The dullness of Seattle's apartment 'cubes' is due to the 'vulture capitalism' of developers, who want to use every sq. inch to get a bang for their buck for their investors. Despite being considered a 'green' city, tree canopies are disappearing as developers go right to the city sidewalk with their BOXES. The new buildings also portend a dangerous trend in terms of Seattle's tax base and appreciation for neighborhood identification - rental units are outnumbering owner-occupied buildings, and bringing very transitory residents with them. So totally boring buildings with absolutely no flourishes on their exteriors (covered with hardy-plank siding) are matched with totally boring, one-dimensional occupants who are coders, systems administrators, software designers and other mostly WHITE techy people. I moved to the suburbs to claw back some diversity in both architecture AND humans.


@4 “borg cube” LOL I’m using that


So now Charles is an architectural critic? If you have a question about the law, Charles becomes a lawyer. A question about your health. Charles becomes a doctor. Education? Charles becomes a professor.
What Charles really is is the Strangers pseudo intellectual.
The Stranger has turned into a kids magazine.

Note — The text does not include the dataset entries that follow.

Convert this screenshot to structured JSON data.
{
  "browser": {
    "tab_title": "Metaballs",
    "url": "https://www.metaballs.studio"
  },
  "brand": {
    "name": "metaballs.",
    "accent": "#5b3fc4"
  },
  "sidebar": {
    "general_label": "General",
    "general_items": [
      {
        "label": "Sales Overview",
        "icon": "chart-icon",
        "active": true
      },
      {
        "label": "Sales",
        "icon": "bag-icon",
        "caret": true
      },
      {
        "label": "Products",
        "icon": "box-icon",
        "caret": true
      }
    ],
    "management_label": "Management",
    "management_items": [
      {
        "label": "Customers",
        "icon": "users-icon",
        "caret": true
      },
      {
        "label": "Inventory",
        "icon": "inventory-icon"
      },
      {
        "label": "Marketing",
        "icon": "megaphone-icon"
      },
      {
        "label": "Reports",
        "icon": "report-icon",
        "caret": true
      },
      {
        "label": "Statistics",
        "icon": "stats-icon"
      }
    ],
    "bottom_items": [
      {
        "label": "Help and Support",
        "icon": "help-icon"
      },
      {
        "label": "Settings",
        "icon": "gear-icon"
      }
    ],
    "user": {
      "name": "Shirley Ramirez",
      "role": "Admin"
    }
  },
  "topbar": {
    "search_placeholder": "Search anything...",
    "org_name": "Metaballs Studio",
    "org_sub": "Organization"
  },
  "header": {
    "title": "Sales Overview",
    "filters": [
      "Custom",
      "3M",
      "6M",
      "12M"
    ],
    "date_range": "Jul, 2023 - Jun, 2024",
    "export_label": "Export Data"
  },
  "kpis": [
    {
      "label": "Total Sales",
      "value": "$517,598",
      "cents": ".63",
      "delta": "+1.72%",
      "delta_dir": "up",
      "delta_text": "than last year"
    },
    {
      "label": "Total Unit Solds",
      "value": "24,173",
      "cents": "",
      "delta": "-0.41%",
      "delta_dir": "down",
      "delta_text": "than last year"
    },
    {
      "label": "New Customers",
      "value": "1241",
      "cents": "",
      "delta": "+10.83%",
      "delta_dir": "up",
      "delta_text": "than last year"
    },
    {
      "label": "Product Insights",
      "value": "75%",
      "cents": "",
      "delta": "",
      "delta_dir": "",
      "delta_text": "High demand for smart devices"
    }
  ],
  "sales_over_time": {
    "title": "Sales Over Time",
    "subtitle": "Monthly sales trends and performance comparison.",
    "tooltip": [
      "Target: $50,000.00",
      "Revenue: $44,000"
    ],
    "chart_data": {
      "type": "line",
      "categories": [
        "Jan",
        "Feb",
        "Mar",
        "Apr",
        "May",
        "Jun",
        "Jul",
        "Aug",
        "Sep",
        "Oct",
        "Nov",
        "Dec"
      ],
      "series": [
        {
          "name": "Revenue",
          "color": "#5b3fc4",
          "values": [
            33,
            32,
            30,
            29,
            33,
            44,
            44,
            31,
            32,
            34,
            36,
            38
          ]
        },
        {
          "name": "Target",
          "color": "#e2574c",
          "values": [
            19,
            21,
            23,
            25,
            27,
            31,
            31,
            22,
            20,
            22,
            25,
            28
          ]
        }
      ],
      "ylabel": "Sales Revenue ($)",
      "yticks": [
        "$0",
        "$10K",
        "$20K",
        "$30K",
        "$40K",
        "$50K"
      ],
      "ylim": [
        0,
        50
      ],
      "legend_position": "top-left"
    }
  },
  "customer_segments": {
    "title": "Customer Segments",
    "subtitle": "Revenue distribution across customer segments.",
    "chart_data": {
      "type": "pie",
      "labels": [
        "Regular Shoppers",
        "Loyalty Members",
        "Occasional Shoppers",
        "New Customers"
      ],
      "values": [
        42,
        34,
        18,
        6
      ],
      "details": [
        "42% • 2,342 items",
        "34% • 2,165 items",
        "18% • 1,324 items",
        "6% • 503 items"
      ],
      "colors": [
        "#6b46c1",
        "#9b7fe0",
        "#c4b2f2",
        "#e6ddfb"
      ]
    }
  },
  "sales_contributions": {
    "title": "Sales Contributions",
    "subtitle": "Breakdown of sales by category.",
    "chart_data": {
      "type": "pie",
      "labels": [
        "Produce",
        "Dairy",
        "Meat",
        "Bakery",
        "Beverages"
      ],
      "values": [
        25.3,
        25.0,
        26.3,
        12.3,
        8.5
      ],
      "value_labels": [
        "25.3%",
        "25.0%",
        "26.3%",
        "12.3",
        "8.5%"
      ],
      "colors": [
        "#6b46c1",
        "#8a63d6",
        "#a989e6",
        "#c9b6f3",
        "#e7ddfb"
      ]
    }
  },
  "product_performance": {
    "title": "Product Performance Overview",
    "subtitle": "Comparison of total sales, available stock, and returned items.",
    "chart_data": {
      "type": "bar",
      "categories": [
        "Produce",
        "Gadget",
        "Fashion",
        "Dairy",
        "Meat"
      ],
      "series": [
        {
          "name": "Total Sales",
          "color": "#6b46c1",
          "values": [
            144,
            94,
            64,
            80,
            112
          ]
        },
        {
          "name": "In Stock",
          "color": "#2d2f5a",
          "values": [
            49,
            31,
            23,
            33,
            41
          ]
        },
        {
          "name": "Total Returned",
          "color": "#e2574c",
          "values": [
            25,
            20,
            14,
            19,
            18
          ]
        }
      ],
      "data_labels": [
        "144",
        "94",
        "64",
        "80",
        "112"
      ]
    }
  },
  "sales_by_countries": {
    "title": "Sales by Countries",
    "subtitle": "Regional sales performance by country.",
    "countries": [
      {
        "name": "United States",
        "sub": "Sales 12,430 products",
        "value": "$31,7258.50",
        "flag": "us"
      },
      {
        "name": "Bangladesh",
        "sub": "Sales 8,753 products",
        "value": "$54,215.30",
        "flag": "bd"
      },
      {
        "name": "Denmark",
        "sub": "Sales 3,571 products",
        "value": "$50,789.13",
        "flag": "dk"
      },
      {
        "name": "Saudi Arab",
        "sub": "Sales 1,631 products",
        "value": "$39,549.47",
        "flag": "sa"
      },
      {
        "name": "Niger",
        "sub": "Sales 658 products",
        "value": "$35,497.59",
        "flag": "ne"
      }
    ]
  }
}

The newer architecture of Seattle was kind of a running joke for a long time - it was so comically bad: the Rainier Bank building so cold and impersonal at ground level (Some people marveled at its physics. I just found it ugly and unfriendly.) The Key Tower with its extremely phallic, slanted green glass roof that looked in the rain like a wet glans. Columbia Tower was hated for what it represented more than for its design - Martin Selig's big, black dick, and the Ban Roll-on Building, Ha.

I stopped laughing, though, when the Washington Convention Center installed that monstrous sky bridge across Pike. It's way taller and wider and more badly ornate than it need be, and it blocked the gorgeous view of Elliot Bay and Pike Place that one enjoyed walking down from the Hill. I mean the nerve. Wouldn't a tunnel have worked? The minute I saw it I wanted to take a sledgehammer to it.

Maybe, looking back, that was the beginning of the end of my Seattle. That's what happens when you start electing real estate developers for mayor.